The Last Five Years is an elegant piece which requires equal grace to accomplish: minimalistic sets, simple but effective lighting, and indicative costumes. The real thing that drives this show is talent and the cast at Next Door has it in spades. Sarah Leary and Jared Walsh carry the two-man piece with gusto and humor. Walsh is simply adorkable as writer Jaime and Leary manages the sweetness of Cathy while still giving her that “crazy eyes” edge she needs to fuel the plot.
A live orchestra conducted by Dan Rodriguez rounds out the soundscape. This was actually part of the trouble: since the mics were minimal in this production, levels were nearly impossible to achieve. Unfortunately, the orchestra often drowned out Leary’s sweet voice in her more tender moments (Walsh even had a tough time of it now and again). The simple fact is that a chamber orchestra will play louder than the human voice in a blackbox theatre. If those levels could be resolved, the piece would greatly benefit.
The only other tiny flaw I could spot was a design deficiency; the set consisted of two doorways stretching out from either wing. Unfortunately, the masking on these doorways didn’t stretch far enough into the wing. As a direct result, you can spot the actors moving backstage at certain points of the show; it was prominent enough to distract from the onstage action (mostly because the onstage action required a great deal of focus to maintain).

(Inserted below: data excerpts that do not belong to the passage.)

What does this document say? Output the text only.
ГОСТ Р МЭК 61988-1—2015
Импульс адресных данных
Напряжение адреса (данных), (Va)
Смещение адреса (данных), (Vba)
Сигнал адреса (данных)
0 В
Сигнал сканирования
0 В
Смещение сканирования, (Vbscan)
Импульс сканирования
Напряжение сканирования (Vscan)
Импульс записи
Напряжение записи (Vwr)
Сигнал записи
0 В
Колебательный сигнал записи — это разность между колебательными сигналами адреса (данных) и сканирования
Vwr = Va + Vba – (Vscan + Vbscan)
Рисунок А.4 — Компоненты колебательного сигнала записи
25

But the staging is dynamic (which is difficult to do with this show), the music is fun, and the stage pictures are elegant and graceful.
The Last Five Years is a show about being human and the flaws that make loving humans difficult. It’s a show about art and making art and the things that make that hard. It’s a show about the way our choices affect our loved ones. And, above all, it’s a show about falling in love.
It’s a show you need to see. At a pithy hour and twenty minutes with no intermission, it’s a show you can make time to see. Go support theatre in Winchester; and enjoy blackbox stages the way they were meant to be played upon.